- Directed by: Tarsem Singh
- Written by: Amit Rai
- Produced by: Rajesh Bahl Sanjay Grover Bhushan Kumar Krishan Kumar Vipul D. Shah Tarsem Singh Ashwin Varde
- Starring: Pavia Sidhu Yugam Sood
- Cinematography: Brendan Galvin
- Edited by: Tarsem Singh
- Music by: Kanwar Grewal
- Production companies: Creative Strokes Productions Infinitum Productions Oedipus Productions T-Series Wakaoo Films
- Release date: 11 September 2023 (TIFF);
- Running time: 132 minutes
- Countries: India Canada United States
- Languages: Punjabi English

= Dear Jassi =

2023 drama film

Dear Jassi is a 2023 drama film directed by Tarsem Singh and written by Amit Rai. A coproduction of companies from India, Canada and the United States, the film is based on the real-life story of Jaswinder Kaur Sidhu, a Punjabi Canadian woman who ran afoul of her family when she fell in love with and chose to marry a working-class man they did not approve of.

The film stars Pavia Sidhu as Jassi and Yugam Sood as her love interest Mithu, as well as Gourav Sharma, Sukhwinder Chahal, Sunita Dhir, Baljinder Kaur, Karan Arora, Abhinash Bachchan, Kam Bains, Paras Bajaj, Rajni Bajaj, Avni Batra, Ranjodh Beli, Aman Bhogal, Harinder Bhullar, Mahabir Bhullar, Suchi Birgi and Roopa Cheema in supporting roles.

==Critical response==
Charles Bramesco of The Guardian wrote that "Like so many high school theater iconoclasts before him, Tarsem differentiates his iteration of Shakespeare's dog-eared narrative through context, in this instance the byzantine Kafka nightmare of immigration. On top of the animosity from Jassi's parents, border control agents conspire to keep our lovers apart after Jassi is sent back to the Great White North, separating them with a wall of documents, deadlines and fees. At every stage, a brutal khaki-clad police force can and must be bribed to forge papers, look the other way or do just about anything else. The emotional peaks rise not from the main couple's ardor, but from the extraordinary fortitude and determination that the simple act of moving from one country to another demands of ordinary citizens. Forced to navigate an intentionally discouraging institution with minimal guidance, a brazenly unjust series of hurdles designed to devalue and restrict life itself, Mithu hits more poignant notes in his fight for the freedom of mobility than in his quest for his beloved."

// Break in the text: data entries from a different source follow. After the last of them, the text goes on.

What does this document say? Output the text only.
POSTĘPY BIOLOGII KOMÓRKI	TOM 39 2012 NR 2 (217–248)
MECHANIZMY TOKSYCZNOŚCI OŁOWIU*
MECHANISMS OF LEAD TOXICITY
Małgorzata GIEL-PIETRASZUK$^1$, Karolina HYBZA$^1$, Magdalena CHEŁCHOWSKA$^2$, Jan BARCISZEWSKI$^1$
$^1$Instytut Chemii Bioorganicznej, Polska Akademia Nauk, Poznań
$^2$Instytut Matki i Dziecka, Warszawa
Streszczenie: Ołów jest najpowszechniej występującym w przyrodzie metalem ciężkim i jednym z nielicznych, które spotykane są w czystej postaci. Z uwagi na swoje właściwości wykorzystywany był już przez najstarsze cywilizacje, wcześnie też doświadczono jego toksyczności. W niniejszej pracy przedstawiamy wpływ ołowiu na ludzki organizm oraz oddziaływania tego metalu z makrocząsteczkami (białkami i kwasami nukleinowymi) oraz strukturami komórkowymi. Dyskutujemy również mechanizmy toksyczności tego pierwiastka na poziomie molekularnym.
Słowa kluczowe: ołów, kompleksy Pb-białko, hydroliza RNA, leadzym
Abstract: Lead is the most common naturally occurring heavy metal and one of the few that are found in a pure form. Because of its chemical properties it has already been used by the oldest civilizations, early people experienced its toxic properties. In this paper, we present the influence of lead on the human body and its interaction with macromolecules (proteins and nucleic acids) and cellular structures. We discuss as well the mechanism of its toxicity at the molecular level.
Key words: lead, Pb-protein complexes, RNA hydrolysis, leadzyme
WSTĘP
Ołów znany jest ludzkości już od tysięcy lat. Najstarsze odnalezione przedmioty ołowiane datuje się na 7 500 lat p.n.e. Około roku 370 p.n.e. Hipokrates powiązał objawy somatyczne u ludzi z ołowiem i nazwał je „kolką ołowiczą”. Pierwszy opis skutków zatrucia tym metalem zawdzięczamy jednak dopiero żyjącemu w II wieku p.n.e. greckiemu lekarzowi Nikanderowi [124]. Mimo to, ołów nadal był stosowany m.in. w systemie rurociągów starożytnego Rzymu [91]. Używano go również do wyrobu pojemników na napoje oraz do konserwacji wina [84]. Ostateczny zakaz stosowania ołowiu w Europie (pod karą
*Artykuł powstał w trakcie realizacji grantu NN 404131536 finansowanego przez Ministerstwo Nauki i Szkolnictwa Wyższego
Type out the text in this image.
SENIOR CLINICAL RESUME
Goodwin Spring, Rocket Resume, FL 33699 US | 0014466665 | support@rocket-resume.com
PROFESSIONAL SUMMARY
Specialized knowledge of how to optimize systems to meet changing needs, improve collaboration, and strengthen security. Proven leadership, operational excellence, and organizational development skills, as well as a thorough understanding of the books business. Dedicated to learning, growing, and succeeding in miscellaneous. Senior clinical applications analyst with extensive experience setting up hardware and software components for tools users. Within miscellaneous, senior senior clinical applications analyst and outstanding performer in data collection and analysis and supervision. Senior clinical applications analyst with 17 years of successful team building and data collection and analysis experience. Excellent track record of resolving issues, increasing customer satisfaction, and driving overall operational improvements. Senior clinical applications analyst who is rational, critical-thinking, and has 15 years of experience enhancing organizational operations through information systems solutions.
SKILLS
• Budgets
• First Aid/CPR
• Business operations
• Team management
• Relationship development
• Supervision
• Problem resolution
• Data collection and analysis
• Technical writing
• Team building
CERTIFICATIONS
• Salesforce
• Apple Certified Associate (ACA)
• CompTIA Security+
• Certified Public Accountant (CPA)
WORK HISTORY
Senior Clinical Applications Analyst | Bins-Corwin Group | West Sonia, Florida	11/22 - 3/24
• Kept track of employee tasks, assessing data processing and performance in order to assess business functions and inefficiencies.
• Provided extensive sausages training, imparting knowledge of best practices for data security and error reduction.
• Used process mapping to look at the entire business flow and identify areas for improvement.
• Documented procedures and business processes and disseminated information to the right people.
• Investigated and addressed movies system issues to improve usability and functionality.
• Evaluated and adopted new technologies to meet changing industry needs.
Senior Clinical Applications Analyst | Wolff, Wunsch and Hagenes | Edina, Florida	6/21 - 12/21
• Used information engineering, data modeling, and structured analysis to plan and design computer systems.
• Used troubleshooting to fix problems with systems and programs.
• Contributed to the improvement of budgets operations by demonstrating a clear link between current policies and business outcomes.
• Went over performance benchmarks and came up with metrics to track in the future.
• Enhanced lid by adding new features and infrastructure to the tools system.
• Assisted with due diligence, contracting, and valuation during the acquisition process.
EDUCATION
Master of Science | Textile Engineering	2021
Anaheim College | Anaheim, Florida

For Screen Daily, Tim Grierson wrote that "Singh Dhandwar fashions lovely moments when this pair's relationship first blossoms. Especially satisfying is the contrast between the homes where Jassi's and Mithu's families reside: hers is taller, and so when he stands on his rooftop to look up at her on her rooftop, it's a clever visual allusion to Romeo and Juliets famous balcony scene. But like Shakespeare, Dear Jassi is heading toward heartbreak, with the filmmaker delivering the brutal final scenes without sensationalism."

==Distribution==
The full extent of the story, and the fact that it ultimately revolved around a murder, were not promoted in advance of the premiere, so as to heighten the initial impact of the twist in what had been presented in the early marketing as a simple romance film.

The film premiered at the 2023 Toronto International Film Festival, where it was named the winner of the Platform Prize. In his acceptance speech, Singh made an impassioned plea for media to stop using the term "honor killing" in relation to stories like Jassi's, on the grounds that it can create the impression that the murder was justifiable.